The Syttende Mai Celebration: Norway’s Constitution Day
You are Invited to Celebrate with Us!
This celebration is sponsored by Sons of Norway’s Grieg Lodge at its historic Norse Hall on 11th Ave and Couch Street in NE Portland. More details in the flyer below. Click HERE for a downloadable PDF. (Parade permit was not available for the parade to Lloyd Center due to police training sessions. But regardless, we will assemble before the lodge and have music and merriment!)
The Story of 17 mai — Norway’s Constitution Day — Syttende Mai
At the beginning of 1814, Norway was a separate kingdom united with Denmark under King Frederik VI. Because he was involved in war on the side of Napoleon, the Allied Nations forced Frederik to cede Norway to Sweden by the Treaty of Kiel, January 14, 1814. Led by Crown Prince Christian Frederik, the Norwegians refused to be handed over to Sweden and her Crown Prince, Carl Johan. Declaring to be an independent country, a Constituent Assembly met at Eidsvoll from April 10 until it completed a constitution signed on the 17th of May. Christian Frederik was elected king.

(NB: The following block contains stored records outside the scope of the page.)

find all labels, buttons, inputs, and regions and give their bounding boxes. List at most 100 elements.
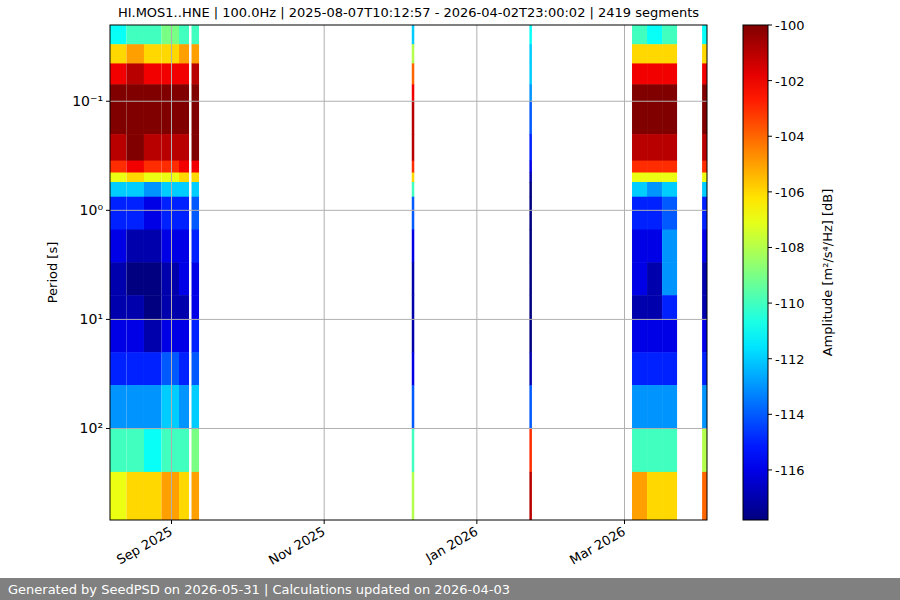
cell bbox=[702, 428, 707, 472]
y-tick-label: 10² bbox=[80, 420, 103, 436]
cell bbox=[529, 134, 532, 161]
cell bbox=[662, 295, 677, 320]
tick bbox=[106, 319, 110, 320]
colorbar-tick bbox=[768, 80, 772, 81]
cell bbox=[179, 197, 189, 230]
cell bbox=[110, 63, 126, 84]
cell bbox=[647, 197, 662, 230]
cell bbox=[179, 319, 189, 352]
colorbar-tick-label: -114 bbox=[775, 407, 805, 422]
cell bbox=[412, 182, 415, 197]
cell bbox=[192, 197, 200, 230]
cell bbox=[529, 63, 532, 84]
cell bbox=[110, 173, 126, 183]
cell bbox=[126, 63, 144, 84]
cell bbox=[662, 134, 677, 161]
title: HI.MOS1..HNE | 100.0Hz | 2025-08-07T10:1… bbox=[118, 5, 699, 20]
cell bbox=[702, 197, 707, 230]
cell bbox=[179, 44, 189, 64]
cell bbox=[161, 197, 179, 230]
cell bbox=[126, 230, 144, 263]
cell bbox=[126, 101, 144, 134]
tick bbox=[171, 520, 172, 524]
cell bbox=[632, 173, 647, 183]
cell bbox=[126, 134, 144, 161]
x-tick-label: Mar 2026 bbox=[567, 524, 628, 568]
cell bbox=[161, 428, 179, 472]
cell bbox=[192, 319, 200, 352]
colorbar-tick-label: -104 bbox=[775, 129, 805, 144]
footer-bar bbox=[0, 578, 900, 600]
cell bbox=[412, 428, 415, 472]
grid-line bbox=[324, 25, 325, 520]
cell bbox=[179, 295, 189, 320]
tick bbox=[624, 520, 625, 524]
colorbar-tick bbox=[768, 358, 772, 359]
cell bbox=[647, 472, 662, 520]
colorbar-tick-label: -100 bbox=[775, 18, 805, 33]
cell bbox=[110, 428, 126, 472]
cell bbox=[702, 262, 707, 295]
cell bbox=[412, 319, 415, 352]
cell bbox=[662, 63, 677, 84]
cell bbox=[110, 352, 126, 385]
cell bbox=[179, 262, 189, 295]
cell bbox=[192, 385, 200, 429]
cell bbox=[529, 173, 532, 183]
cell bbox=[110, 84, 126, 101]
tick bbox=[324, 520, 325, 524]
cell bbox=[144, 428, 162, 472]
cell bbox=[647, 230, 662, 263]
cell bbox=[110, 472, 126, 520]
cell bbox=[412, 173, 415, 183]
cell bbox=[662, 161, 677, 173]
cell bbox=[632, 197, 647, 230]
cell bbox=[412, 352, 415, 385]
cell bbox=[192, 173, 200, 183]
colorbar-tick-label: -116 bbox=[775, 463, 805, 478]
cell bbox=[662, 84, 677, 101]
cell bbox=[110, 262, 126, 295]
cell bbox=[412, 44, 415, 64]
cell bbox=[632, 319, 647, 352]
x-tick-label: Nov 2025 bbox=[266, 524, 328, 568]
tick bbox=[106, 428, 110, 429]
chart: Sep 2025Nov 2025Jan 2026Mar 202610⁻¹10⁰1… bbox=[0, 0, 900, 600]
footer: Generated by SeedPSD on 2026-05-31 | Cal… bbox=[8, 582, 510, 597]
cell bbox=[161, 161, 179, 173]
cell bbox=[161, 44, 179, 64]
cell bbox=[632, 230, 647, 263]
cell bbox=[192, 25, 200, 45]
cell bbox=[702, 352, 707, 385]
cell bbox=[632, 262, 647, 295]
cell bbox=[161, 472, 179, 520]
cell bbox=[144, 385, 162, 429]
cell bbox=[647, 385, 662, 429]
cell bbox=[662, 101, 677, 134]
cell bbox=[161, 25, 179, 45]
tick bbox=[476, 520, 477, 524]
cell bbox=[144, 295, 162, 320]
cell bbox=[144, 197, 162, 230]
cell bbox=[662, 262, 677, 295]
grid-line bbox=[110, 101, 707, 102]
cell bbox=[529, 44, 532, 64]
cell bbox=[529, 197, 532, 230]
grid-line bbox=[110, 428, 707, 429]
cell bbox=[179, 352, 189, 385]
cell bbox=[632, 84, 647, 101]
cell bbox=[161, 230, 179, 263]
colorbar-tick bbox=[768, 469, 772, 470]
cell bbox=[412, 134, 415, 161]
cell bbox=[702, 84, 707, 101]
plot-frame bbox=[110, 25, 707, 520]
cell bbox=[126, 161, 144, 173]
cell bbox=[179, 472, 189, 520]
cell bbox=[412, 230, 415, 263]
cell bbox=[702, 63, 707, 84]
cell bbox=[529, 472, 532, 520]
cell bbox=[702, 295, 707, 320]
cell bbox=[126, 352, 144, 385]
cell bbox=[632, 101, 647, 134]
cell bbox=[647, 173, 662, 183]
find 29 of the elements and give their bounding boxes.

Failing to get support from Britain, Norway engaged Sweden in a brief, but futile war, which ended on August 14, with the Convention of Moss. Allowed to retain her Constitution, with some modifications, Norway joined Sweden in a personal union until 1905 when she became a fully independent nation with her own king, Haakon VII. His son, Olav V, reigned until January 1991, when the third monarch of modern Norway, King Harald V, ascended to the throne of a free and independent country.
When Norwegians emigrated, they brought with them their love for the Constitution and the traditions of May 17. Celebrated around the world, the day marks a commemoration of independence, freedom and the second oldest written constitution in the world.